7. Tekanan untuk menyesuaikan diri. Tekanan untuk menyesuaikan diri sangat kuat. Ketika sebuah kelompok terlibat dalam perilaku tidak etis, individu jauh lebih mungkin untuk berpartisipasi atau memaafkan perilaku itu daripada mengambil risiko menonjol.

usia dan ras helen lasichanh

8. Ketaatan pada otoritas. Cukup sulit bagi kebanyakan orang untuk mengabaikan keinginan mereka yang berada di posisi otoritas. Orang juga merasa kurang bertanggung jawab atas kesalahan jika mereka bertindak di bawah arahan orang lain. Kedua alasan ini menjelaskan mengapa karyawan cenderung bertindak sesuai dengan keinginan tidak etis dari supervisor mereka - dan merasa jauh lebih sedikit bersalah daripada jika mereka memutuskan untuk melakukannya sendiri.

9. Kompetisi pemenang-ambil-semua. Kita hidup dalam masyarakat di mana seringkali hanya ada satu pemenang: satu orang memenangkan hadiah, satu orang mendapat pekerjaan, satu orang menerima pujian. Tetapi apakah budaya kompetitif ini benar-benar menghasilkan hasil terbaik? Dalam hal perilaku etis, jawabannya adalah tidak. Ketika hanya ada satu pemenang dalam situasi tertentu, orang lebih cenderung berbuat curang daripada menghadapi konsekuensi kekalahan.

10. Teori ikatan sosial. Karyawan lebih cenderung loyal kepada perusahaan mereka jika mereka merasa unik, dihargai, dan penting. Semakin mereka merasa bahwa mereka dapat diganti dan kurang dihargai, semakin besar kemungkinan mereka melakukan pelanggaran etika.

11. Efek kekuasaan yang membutakan. Orang-orang yang berkuasa biasanya melihat diri mereka secara inheren berbeda dari karyawan mereka. Hal ini dapat mengarahkan mereka untuk menetapkan batasan etis bagi karyawan mereka yang lebih ketat daripada yang mereka tetapkan untuk diri mereka sendiri. Apa yang terjadi selanjutnya adalah berita utama surat kabar.

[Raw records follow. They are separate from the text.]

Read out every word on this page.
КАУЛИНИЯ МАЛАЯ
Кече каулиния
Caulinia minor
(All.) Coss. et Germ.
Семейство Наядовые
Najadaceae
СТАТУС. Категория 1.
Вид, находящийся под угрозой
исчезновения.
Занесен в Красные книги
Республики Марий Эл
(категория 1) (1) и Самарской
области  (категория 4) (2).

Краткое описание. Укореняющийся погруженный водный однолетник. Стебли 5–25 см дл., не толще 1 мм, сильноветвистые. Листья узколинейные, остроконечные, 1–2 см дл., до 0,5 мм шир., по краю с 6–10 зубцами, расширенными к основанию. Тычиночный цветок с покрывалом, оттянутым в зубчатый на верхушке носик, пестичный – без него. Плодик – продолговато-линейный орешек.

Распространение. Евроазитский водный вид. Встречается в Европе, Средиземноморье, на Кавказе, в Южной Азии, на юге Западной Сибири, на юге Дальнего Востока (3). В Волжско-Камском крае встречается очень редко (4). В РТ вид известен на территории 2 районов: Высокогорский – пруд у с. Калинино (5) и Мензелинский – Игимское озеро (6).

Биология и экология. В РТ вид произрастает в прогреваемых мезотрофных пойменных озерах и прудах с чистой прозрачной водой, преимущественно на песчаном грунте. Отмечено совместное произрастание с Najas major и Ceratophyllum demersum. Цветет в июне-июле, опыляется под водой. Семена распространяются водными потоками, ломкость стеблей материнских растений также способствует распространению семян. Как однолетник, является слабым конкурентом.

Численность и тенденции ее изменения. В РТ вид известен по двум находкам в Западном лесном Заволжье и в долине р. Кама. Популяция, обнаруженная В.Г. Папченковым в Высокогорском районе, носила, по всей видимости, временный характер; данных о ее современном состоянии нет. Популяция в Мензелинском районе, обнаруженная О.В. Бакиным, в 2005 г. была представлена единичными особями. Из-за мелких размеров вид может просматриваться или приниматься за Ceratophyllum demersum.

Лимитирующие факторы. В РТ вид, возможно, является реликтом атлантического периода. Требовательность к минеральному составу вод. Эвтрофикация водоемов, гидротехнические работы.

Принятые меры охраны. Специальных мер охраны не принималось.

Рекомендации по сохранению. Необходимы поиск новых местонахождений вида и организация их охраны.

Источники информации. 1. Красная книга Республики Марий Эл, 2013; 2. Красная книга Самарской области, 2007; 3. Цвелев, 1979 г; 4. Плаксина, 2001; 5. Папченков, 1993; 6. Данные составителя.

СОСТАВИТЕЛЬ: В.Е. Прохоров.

12. Konsumsi mencolok. Ketika perusahaan mengeluarkan uang, mereka berkontribusi pada perilaku tidak etis. Tampilan kekayaan yang mencolok mengarah pada peningkatan keegoisan. Para karyawan berusaha keras untuk mendapatkan wortel ini atau mengembangkan kecemburuan terhadap rekan-rekan mereka yang berprestasi tinggi yang mencapainya. Ini mengarah pada orang-orang yang lebih cenderung menempatkan kebutuhan mereka sendiri di atas melakukan hal yang benar.

teresa earnhardt kekayaan bersih 2016

13. Penerimaan pencurian kecil. Orang mungkin berpikir bahwa mengambil barang-barang kecil dari tempat kerja, seperti buku catatan, pena, dan kertas komputer, tidak berbahaya. Tetapi ketika pencurian kecil diabaikan oleh manajemen, orang menjadi jauh lebih mungkin untuk menaikkan taruhan.

14. Teori reaktansi. Orang-orang menyukai kebebasan mereka. Jika mereka merasa bahwa aturan yang dikenakan pada mereka terlalu ketat atau terlalu ketat, mereka sering melanggar aturan itu--dan bahkan melangkah lebih jauh melawan protokol daripada yang seharusnya mereka lakukan.

Menyatukan Semuanya

Mungkin hal yang paling mengejutkan tentang pelanggaran etika adalah kondisi sederhana dan hampir biasa yang berkontribusi pada pelanggaran tersebut. Untungnya, sedikit pengetahuan dapat membantu mengurangi lingkungan yang berkontribusi pada perilaku ini.

Pernahkah Anda melihat salah satu fenomena ini mengaburkan kompas moral orang? Silakan bagikan pemikiran Anda di bagian komentar, karena saya belajar banyak dari Anda seperti yang Anda lakukan dari saya.